For the next few days, ten years of memories mix with reviewing restaurant meals, checking timetables and spending long hours in local buses, while I keep receiving encouraging messages on Simone’s recovery. Tiziano Finotti, the Italian friend who left Italy to accompany Simone on this first far-flung adventure, is dealing with the situation in Bukhara, where Simone has meanwhile had a brain operation. The Italian Embassy helps, and his wife and father are rushing visas and getting ready to leave for Uzbekistan and stand by Simone. Thinking back to it, it’s even pretty ironic that Uzbekistan’s new visa free regime started only in February 2019.
Then, on the 5th of July, after a lunch of noodle soup in Thakek Laos, Pollo dies through the airwaves, like that shovel abandoned on the wall. Fuck.
I may have ranted too much about the back story, sorry. But I have been trying to write this stuff down for the past 6 months. Right after Simone passed away, I asked Steven to help me spread the sad news to the community of adventurous travelers who keep planning their crazy Central Asian trips on Caravanistan. I just wanted to bring another voice in, something a bit discordant from the rest of success stories we always seem to hear. In a nutshell, remember that we are going to die, sometimes.
Unfortunately, and with many apologies to Steven, it took me way too long to write this. Each time I tried to sit down and nail it, it just felt very wrong and disrespectful of Simone’s memory.
So let it be: please forgive my awkwardness in mourning. I didn’t talk to Simone much in the past 10 years to be honest, but he was like one of those screws that always keep old memories hanging together in the back of your brain. Simone was a life’s peg. And even after 6 months, it’s my duty to remember the death of a dear friend in front of the travel community he so much wanted to become a part of.

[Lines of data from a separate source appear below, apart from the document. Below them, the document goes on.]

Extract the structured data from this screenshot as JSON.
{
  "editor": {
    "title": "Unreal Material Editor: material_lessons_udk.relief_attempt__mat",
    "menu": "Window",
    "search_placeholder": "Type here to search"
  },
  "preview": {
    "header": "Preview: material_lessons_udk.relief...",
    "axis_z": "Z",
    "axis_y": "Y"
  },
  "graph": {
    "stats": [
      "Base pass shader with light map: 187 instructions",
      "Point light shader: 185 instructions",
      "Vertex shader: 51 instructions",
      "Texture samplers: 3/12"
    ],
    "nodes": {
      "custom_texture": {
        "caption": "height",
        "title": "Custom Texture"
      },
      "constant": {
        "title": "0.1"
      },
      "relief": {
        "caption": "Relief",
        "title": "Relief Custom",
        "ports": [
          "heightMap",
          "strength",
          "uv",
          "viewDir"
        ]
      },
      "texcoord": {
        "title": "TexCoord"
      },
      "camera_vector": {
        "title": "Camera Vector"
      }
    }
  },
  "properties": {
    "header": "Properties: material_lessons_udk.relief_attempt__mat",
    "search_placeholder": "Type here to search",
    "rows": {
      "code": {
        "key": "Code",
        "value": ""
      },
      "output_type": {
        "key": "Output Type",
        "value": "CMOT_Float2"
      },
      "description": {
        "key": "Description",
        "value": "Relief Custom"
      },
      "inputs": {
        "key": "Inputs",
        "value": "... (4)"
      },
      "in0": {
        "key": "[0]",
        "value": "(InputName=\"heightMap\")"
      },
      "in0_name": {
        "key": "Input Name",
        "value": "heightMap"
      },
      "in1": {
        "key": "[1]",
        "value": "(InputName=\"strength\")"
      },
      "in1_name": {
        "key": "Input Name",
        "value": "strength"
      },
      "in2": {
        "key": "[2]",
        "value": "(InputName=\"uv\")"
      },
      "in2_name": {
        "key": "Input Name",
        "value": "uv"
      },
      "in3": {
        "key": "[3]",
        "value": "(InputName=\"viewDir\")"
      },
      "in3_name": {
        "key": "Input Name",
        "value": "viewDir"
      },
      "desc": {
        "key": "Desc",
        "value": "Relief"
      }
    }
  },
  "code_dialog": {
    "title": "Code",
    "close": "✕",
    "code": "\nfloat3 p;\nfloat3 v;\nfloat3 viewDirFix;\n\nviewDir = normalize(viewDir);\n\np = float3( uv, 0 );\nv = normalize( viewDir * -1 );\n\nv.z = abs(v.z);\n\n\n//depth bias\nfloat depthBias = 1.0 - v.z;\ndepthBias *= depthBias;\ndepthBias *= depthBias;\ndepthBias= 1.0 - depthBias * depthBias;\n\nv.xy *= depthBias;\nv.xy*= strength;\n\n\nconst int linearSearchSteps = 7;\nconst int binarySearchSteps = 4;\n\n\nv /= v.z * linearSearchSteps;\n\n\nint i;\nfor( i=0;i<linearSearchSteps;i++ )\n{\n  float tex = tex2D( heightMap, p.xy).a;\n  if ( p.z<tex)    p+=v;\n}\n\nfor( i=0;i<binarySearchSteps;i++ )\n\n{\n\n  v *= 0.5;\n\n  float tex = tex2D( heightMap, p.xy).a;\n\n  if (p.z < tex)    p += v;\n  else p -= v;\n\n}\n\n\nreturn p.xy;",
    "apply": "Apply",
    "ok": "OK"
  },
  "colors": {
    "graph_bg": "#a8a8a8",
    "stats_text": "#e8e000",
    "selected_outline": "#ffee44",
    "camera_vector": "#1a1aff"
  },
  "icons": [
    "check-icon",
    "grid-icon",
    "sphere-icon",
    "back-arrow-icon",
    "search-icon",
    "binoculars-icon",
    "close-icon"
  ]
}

Simone, like many of you readers, had a head full of itineraries and dreams, and feet so itchy to get wet in the wonder that offbeat foreign travel can be. Like many of you, he was also leaving behind a job that didn’t fully satisfy him — Italy, I am afraid to say, is a tough place to live happily at the moment. And he just didn’t make it back. What makes me cringe the most is that Simone never had the chance to go home, to reflect on how the new things he saw far away had changed him in very profound ways. Sadly, he never got to grow.
I don’t even want to sound like a jaded hippie nearing his retirement age, but when shit hits the fan like that, there’s not much one can say without sounding like a bloody moron. Shit happens, and it happened to my dear friend: Simone, you will be sorely missed.
All of you… take home whatever point you need. I’m not advocating against bicycle touring (in fact, I just spent 5 days cycling from Kuala Lumpur to Penang) or visiting the ‘Stans. But I just want to make people aware that while we are en route to our dreams, we are all living life. And in life, shit happens all the time.
As far as I’m concerned, my take home point is that I started living free only when I stopped being afraid of dying, and embraced the unknown with travel. The ensuing wealth of experiences was what Simone was finally after. I think that he no more wanted to be a cog in the wheel. His daily life needed a serious shifting of gears. But death, I’m afraid, is always real and something to consider as a potential part of any trip. Rest in Peace Hell Pollios, beater of a hundred bloody snares! I salute you!